Once fleet strategy is in place and there is a proper implementation and review process as described above, then what about leadership? There is much written on the subject and there are numerous characterisations of what leadership is. I think the definition from Rene Mauborgne and W. Chan Kim (who co-authored the book Blue Ocean Strategy) is a good one. They suggest that leadership is “the ability to inspire confidence and support among the people that are needed to achieve organisational goals."

If you think about this leadership definition and flip it around in relation to fleet strategy, then you will get a clear message as a fleet manager. Start the strategic process by working with relevant personnel within your organisation to develop goals that align with overarching organisational strategy then provide fleet practitioners with confidence to execute and achieve fleet objectives. Seems so straightforward. However, the execution of strategic initiatives many times gets derailed or fails, due to managers having insufficient interpersonal skills required to lead their staff, especially through change.

What does leadership practically look like in fleet management?

There are a vast number of critical areas as a fleet manager requiring leadership skills. Your current situation may involve dealing with items such as budgeting and finance, purchasing, maintenance, fuel, disposal, FMIS and reporting, customer service, staff capabilities, health and safety, environment and risk, and continuous improvement to name a few. But what about future direction?

The future strategic direction may be even more complex. You may need to manage or are already dealing with emerging issues such as staffing shortages, alternative energy, sustainability practices, high-risk virus variants, the circular economy, autonomous mobility, social policy and remote work, supply chain and chain of responsibility, disruptive technology and so on.

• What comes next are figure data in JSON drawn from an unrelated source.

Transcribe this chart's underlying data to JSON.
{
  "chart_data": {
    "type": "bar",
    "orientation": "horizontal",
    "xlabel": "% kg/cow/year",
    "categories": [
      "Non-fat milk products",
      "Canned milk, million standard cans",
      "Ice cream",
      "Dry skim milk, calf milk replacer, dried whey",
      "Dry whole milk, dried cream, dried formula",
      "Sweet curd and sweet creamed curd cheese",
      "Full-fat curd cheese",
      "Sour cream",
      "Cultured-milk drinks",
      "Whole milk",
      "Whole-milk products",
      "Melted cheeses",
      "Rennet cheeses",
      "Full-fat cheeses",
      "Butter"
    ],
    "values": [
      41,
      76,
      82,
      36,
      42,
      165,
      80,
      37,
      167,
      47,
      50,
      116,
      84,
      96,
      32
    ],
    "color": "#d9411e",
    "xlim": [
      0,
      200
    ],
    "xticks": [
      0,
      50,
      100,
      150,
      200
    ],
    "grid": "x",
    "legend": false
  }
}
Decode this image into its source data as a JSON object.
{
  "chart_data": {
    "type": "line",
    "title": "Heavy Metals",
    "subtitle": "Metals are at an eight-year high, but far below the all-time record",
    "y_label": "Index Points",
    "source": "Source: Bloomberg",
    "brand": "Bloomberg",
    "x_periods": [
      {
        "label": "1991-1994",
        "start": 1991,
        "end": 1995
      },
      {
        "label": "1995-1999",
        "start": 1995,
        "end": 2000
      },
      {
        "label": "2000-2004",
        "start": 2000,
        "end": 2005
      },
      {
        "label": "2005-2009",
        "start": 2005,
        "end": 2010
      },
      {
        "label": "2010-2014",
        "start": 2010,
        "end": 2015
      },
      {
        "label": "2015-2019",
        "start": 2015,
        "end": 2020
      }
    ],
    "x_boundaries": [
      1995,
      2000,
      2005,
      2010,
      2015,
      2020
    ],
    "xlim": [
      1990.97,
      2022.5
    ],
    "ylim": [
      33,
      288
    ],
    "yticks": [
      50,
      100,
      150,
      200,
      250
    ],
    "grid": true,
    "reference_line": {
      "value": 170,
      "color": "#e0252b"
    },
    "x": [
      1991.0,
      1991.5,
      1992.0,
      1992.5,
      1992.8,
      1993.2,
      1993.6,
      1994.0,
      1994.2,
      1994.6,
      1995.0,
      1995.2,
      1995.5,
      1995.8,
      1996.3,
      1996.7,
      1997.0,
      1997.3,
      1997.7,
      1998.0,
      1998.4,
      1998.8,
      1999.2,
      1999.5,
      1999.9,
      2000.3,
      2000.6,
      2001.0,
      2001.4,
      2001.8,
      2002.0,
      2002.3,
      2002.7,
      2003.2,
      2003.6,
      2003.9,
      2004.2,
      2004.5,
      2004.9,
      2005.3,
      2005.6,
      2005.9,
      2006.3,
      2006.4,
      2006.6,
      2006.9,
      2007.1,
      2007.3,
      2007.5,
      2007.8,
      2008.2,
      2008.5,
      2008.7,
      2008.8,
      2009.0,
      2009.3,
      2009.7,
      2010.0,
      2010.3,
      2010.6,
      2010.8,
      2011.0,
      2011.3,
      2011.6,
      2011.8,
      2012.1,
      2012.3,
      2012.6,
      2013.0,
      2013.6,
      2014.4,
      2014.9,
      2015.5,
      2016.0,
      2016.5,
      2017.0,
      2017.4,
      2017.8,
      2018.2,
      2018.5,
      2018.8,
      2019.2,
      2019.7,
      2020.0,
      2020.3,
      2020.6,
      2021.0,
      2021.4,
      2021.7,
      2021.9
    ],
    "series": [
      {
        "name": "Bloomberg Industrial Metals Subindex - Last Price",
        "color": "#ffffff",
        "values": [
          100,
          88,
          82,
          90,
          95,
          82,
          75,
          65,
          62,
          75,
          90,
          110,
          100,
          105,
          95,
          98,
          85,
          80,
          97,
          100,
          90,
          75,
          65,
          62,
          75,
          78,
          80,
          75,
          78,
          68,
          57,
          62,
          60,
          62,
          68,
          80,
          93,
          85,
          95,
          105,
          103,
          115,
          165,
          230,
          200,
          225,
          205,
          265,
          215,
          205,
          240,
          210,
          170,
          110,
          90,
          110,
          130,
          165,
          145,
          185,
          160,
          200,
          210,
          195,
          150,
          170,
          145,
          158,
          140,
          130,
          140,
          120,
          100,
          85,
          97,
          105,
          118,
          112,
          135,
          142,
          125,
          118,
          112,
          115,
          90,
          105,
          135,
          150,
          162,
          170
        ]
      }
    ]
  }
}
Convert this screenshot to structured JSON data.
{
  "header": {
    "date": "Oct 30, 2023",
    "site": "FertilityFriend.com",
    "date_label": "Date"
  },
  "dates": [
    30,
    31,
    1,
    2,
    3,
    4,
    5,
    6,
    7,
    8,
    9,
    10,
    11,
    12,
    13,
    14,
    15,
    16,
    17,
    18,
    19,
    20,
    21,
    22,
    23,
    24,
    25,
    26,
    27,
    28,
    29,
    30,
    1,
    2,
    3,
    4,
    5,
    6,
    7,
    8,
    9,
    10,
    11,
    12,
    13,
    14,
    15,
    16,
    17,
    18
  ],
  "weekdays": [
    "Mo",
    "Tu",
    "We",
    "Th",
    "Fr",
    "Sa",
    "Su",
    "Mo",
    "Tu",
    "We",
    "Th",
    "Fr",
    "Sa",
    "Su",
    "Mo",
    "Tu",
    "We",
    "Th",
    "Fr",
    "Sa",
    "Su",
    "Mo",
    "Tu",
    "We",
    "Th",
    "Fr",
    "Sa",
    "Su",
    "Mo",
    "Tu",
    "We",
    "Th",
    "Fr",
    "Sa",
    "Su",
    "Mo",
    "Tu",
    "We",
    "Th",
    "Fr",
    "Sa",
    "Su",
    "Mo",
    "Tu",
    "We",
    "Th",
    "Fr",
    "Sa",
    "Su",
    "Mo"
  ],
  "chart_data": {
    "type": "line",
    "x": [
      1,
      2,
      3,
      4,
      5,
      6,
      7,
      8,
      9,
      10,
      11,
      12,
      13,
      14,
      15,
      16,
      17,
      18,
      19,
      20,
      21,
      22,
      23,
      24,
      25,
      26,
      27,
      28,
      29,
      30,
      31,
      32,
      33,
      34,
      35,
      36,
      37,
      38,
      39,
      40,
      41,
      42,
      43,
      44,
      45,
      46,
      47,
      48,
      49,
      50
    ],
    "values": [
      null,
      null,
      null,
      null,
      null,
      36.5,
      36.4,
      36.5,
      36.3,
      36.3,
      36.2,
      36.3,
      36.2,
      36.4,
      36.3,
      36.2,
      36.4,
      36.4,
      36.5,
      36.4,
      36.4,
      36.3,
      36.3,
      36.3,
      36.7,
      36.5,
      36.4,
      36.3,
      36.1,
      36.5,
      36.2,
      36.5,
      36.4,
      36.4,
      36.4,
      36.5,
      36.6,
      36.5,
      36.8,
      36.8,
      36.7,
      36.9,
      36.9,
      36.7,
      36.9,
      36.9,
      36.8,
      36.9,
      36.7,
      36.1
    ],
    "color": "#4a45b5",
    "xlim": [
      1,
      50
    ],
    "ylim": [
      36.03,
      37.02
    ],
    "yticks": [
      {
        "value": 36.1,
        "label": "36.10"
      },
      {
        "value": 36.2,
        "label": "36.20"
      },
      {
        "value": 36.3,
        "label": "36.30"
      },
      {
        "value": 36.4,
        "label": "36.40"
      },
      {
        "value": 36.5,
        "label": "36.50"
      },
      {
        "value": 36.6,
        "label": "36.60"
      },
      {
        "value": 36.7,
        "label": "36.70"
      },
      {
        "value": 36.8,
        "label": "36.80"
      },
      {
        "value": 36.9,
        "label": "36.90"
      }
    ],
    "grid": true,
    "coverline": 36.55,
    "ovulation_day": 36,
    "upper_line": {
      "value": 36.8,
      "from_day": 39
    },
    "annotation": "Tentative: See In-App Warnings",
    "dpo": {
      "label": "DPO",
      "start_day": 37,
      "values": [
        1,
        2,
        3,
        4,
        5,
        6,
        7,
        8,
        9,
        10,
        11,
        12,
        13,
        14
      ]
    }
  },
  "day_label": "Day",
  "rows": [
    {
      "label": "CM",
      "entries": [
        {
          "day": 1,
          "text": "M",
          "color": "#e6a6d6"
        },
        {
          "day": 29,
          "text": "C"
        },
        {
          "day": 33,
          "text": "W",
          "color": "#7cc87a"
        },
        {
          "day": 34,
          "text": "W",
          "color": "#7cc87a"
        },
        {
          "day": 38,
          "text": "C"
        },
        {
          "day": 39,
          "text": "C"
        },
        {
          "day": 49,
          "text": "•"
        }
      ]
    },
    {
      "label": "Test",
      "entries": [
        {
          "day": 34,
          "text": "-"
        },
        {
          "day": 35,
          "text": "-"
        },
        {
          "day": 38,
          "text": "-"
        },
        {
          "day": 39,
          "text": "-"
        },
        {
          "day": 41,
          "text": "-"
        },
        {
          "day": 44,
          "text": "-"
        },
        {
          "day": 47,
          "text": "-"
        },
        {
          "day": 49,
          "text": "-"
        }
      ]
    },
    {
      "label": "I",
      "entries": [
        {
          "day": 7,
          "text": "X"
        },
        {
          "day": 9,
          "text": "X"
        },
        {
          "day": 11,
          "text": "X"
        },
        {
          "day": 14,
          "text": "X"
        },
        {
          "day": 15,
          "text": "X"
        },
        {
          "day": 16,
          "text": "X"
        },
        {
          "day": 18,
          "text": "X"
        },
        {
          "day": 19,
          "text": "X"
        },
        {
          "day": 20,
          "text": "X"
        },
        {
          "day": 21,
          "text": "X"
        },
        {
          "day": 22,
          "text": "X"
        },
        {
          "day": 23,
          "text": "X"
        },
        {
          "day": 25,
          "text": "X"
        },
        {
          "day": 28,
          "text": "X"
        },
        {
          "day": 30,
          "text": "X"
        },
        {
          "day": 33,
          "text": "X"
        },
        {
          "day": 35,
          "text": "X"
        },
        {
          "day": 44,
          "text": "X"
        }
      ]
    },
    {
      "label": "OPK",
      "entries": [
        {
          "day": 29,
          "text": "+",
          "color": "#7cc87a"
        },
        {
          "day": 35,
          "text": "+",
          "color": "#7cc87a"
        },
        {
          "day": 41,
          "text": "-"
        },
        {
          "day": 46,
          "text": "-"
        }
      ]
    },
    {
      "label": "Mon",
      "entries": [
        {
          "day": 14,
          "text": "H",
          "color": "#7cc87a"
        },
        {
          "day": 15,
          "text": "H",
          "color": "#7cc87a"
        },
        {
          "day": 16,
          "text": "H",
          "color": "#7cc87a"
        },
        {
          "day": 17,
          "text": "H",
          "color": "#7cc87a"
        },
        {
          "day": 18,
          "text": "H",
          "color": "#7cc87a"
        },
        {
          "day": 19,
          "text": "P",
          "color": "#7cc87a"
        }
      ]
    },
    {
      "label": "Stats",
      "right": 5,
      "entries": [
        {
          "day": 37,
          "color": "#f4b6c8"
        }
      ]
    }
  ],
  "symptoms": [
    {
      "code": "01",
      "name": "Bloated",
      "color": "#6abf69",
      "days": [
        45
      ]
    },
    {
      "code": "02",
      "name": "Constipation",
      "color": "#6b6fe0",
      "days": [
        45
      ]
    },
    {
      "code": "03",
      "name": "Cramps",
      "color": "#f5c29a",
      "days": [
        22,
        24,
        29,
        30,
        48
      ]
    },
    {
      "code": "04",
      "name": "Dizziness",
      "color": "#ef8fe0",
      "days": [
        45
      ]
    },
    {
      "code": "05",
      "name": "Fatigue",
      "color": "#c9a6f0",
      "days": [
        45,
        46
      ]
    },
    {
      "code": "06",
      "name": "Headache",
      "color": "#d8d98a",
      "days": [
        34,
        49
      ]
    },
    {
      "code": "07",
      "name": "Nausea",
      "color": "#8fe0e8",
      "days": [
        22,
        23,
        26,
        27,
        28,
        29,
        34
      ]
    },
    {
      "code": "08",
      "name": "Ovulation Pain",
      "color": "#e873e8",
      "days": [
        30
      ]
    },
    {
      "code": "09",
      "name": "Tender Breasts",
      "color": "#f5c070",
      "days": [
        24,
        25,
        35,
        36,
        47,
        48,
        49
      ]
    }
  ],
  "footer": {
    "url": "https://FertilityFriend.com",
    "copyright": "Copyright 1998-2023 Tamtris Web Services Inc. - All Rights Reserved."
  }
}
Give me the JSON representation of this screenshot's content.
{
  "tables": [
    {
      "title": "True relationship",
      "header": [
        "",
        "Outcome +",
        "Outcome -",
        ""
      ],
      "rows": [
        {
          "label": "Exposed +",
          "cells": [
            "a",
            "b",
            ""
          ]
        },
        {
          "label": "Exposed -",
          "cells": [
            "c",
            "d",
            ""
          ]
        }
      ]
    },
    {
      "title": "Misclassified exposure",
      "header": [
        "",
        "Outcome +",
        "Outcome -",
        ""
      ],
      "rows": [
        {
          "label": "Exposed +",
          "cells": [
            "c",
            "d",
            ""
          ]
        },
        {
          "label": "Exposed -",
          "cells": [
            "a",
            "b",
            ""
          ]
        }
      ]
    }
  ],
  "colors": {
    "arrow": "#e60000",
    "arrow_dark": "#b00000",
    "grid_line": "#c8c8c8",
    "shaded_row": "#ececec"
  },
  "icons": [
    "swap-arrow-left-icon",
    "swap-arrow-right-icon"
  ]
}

In these cases, conducting a gap analysis and setting a strategic direction periodically is prudent. However, managers need to add key leadership skills to ensure that the team successfully navigates through significant challenges and change.

According to Andrew Dubrin (Author of Leadership: Research Findings), managing pertains to the administrative aspects of a manager’s job whereas leadership relates to its interpersonal aspects. Stereotypical differences include being rational vs visionary, implementor vs initiator, persistent vs creative, tough-minded vs inspiring, analytical vs innovative, structured vs courageous, centralising knowledge vs sharing knowledge, and so on. As you can see, there is a continuum of skills that fleet managers must master to manage AND lead. In the end, managing and leading are not the same thing.

Sometimes it’s hard to pull our heads out of the day-to-day and foist ourselves into a strategic mindset. However hard it may be, if we fail to consider our strategic direction, we end up running on the hamster wheel going nowhere. Similarly, if we fail to lead, our department becomes nothing more than a rudderless ship. Take the time for strategy and brush up on your leadership skills. They’re skills that can catapult you and your team to the next level.